Process Memory Layout

What you will have, in a running process, is multiple disjoint stretches of memory to print out. They will include:

  1. Compiled code (read-only),
  2. Stack data (local variables),
  3. Static Globals (e.g. from shared libraries or in your program), and
  4. Dynamic heap data (everything from malloc or new).

The key to a reasonable dump of memory is being able to tell which range of addresses belongs to which family. That's your main job, when you're dumping the program. Some of this, you can do by reading the addresses of functions (1) and variables (2, 3 and 4), but if you want to print more than a few things, you'll need some help.

For this, we have...

Useful Tools

Rather than just blindly searching the address space from 0 to 2^64 (which, we all know, is painfully huge), you will want to employ OS and compiler developer tools to narrow down your search. Someone out there needs these tools, maybe even more than you do; it's just a matter of finding them.
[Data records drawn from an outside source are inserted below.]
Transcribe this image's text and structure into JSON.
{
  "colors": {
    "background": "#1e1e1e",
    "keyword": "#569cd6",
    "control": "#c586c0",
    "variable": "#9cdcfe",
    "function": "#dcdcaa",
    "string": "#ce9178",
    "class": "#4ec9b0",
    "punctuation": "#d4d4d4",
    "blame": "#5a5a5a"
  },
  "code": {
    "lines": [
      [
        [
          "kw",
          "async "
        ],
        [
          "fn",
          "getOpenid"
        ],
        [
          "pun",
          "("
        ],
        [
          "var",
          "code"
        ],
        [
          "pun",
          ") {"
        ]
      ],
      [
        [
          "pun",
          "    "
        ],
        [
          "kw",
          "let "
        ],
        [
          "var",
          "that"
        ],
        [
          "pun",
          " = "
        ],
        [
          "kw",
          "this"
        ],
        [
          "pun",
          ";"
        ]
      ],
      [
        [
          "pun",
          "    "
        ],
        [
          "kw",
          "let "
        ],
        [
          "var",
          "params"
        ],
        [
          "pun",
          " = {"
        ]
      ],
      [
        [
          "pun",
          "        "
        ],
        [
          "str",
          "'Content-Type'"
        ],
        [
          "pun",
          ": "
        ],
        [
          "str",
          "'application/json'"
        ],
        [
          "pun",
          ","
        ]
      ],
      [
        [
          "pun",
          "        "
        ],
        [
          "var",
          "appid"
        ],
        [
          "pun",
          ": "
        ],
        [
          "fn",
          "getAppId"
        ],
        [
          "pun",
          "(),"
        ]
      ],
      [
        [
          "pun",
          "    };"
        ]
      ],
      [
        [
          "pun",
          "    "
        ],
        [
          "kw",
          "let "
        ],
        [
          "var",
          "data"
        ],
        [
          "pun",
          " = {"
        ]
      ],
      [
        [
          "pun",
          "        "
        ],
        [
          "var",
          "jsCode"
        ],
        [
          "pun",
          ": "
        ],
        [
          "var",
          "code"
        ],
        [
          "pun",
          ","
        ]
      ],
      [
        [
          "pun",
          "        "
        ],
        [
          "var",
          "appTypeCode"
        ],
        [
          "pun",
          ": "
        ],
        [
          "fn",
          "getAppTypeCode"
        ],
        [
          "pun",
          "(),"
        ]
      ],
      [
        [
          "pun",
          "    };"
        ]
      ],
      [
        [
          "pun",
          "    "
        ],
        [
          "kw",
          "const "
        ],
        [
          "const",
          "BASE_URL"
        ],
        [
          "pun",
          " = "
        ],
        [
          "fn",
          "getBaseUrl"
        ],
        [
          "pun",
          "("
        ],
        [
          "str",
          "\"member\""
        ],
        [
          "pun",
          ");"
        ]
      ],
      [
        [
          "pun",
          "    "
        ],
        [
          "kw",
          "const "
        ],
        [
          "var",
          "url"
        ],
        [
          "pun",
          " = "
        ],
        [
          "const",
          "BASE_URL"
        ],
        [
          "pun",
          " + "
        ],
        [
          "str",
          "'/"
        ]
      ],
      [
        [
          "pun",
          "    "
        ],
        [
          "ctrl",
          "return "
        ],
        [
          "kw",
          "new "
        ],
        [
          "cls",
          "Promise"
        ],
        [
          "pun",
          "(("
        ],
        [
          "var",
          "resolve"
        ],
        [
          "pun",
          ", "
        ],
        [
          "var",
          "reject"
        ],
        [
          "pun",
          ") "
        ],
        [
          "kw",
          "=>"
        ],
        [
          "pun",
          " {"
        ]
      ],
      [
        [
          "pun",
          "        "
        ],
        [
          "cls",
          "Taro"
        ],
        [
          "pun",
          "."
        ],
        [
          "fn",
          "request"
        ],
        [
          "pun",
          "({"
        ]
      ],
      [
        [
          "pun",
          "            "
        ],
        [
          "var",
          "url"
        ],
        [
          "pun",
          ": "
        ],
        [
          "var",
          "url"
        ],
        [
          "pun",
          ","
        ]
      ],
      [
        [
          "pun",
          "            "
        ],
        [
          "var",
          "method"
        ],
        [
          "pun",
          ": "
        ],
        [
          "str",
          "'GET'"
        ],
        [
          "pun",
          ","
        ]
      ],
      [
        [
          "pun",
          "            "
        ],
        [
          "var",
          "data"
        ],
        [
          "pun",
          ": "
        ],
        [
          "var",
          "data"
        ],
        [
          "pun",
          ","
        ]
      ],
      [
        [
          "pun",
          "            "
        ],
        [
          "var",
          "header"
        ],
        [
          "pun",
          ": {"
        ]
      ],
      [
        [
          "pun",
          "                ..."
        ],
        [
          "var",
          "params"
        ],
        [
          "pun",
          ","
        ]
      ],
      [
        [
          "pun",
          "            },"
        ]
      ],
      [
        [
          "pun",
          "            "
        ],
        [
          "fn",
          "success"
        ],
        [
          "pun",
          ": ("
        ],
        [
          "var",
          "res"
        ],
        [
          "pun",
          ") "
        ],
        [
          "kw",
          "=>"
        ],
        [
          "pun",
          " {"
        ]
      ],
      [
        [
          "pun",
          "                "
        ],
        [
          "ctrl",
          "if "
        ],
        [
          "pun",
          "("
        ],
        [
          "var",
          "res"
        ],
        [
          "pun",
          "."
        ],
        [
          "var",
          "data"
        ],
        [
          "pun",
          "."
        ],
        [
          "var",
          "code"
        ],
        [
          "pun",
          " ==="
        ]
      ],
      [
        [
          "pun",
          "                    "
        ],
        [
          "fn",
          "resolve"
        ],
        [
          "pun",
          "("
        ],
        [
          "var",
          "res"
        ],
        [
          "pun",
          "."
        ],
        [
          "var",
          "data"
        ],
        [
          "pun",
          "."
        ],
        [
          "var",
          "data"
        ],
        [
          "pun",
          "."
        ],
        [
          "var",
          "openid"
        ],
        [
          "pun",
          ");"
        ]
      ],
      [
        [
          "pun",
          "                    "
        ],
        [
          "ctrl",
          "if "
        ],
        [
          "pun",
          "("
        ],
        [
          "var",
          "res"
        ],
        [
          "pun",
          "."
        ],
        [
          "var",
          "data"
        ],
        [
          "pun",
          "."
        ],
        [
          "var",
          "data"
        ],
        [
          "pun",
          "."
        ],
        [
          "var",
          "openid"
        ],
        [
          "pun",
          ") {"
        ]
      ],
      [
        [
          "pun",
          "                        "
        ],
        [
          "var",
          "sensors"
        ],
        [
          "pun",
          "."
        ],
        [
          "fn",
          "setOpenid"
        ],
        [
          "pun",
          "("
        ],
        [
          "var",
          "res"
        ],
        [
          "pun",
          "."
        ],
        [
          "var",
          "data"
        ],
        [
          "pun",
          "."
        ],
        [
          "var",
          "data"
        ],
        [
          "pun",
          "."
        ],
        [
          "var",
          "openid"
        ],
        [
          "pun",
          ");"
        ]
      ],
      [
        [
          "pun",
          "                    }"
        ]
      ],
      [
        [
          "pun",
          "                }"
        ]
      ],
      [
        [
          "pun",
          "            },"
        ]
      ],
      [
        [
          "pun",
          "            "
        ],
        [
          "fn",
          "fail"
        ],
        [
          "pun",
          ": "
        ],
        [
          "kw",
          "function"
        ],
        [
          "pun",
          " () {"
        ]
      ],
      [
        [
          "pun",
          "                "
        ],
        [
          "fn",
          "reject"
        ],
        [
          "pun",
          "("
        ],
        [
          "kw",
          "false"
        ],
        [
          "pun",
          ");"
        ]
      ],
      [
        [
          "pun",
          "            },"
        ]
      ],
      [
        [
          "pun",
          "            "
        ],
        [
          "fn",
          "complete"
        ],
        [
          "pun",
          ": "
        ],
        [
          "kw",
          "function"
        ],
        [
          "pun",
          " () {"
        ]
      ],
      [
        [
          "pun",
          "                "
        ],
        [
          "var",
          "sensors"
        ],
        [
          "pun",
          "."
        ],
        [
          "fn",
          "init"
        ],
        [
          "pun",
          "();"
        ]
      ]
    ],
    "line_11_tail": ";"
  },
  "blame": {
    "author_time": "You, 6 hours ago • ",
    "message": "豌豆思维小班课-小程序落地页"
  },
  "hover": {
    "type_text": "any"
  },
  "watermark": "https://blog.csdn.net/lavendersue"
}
Here are a few of which I'm aware.

Disclaimer: I don't know many of the Windows equivalents for many of these things, though I'm sure they exist somewhere.

I've already mentioned the Windows system heap API. This is a best-case scenario for you. The more things you can find in this vein, the more accurate and easy your dump will be. Really, the OS and the C runtime know quite a bit about your program. It's a matter of extracting the information.

On Linux, memory types 1 and 3 are accessible through utilities like /proc/pid/maps. In /proc/pid/maps you can see the ranges of the address space reserved for libraries and program code. You can also see the protection bits; read-only ranges, for instance, are probably code, not data.

For Windows tips, Mark Russinovich has written some articles on how to learn about a Windows process's address space and where different things are stored. I imagine he might have some good pointers in there.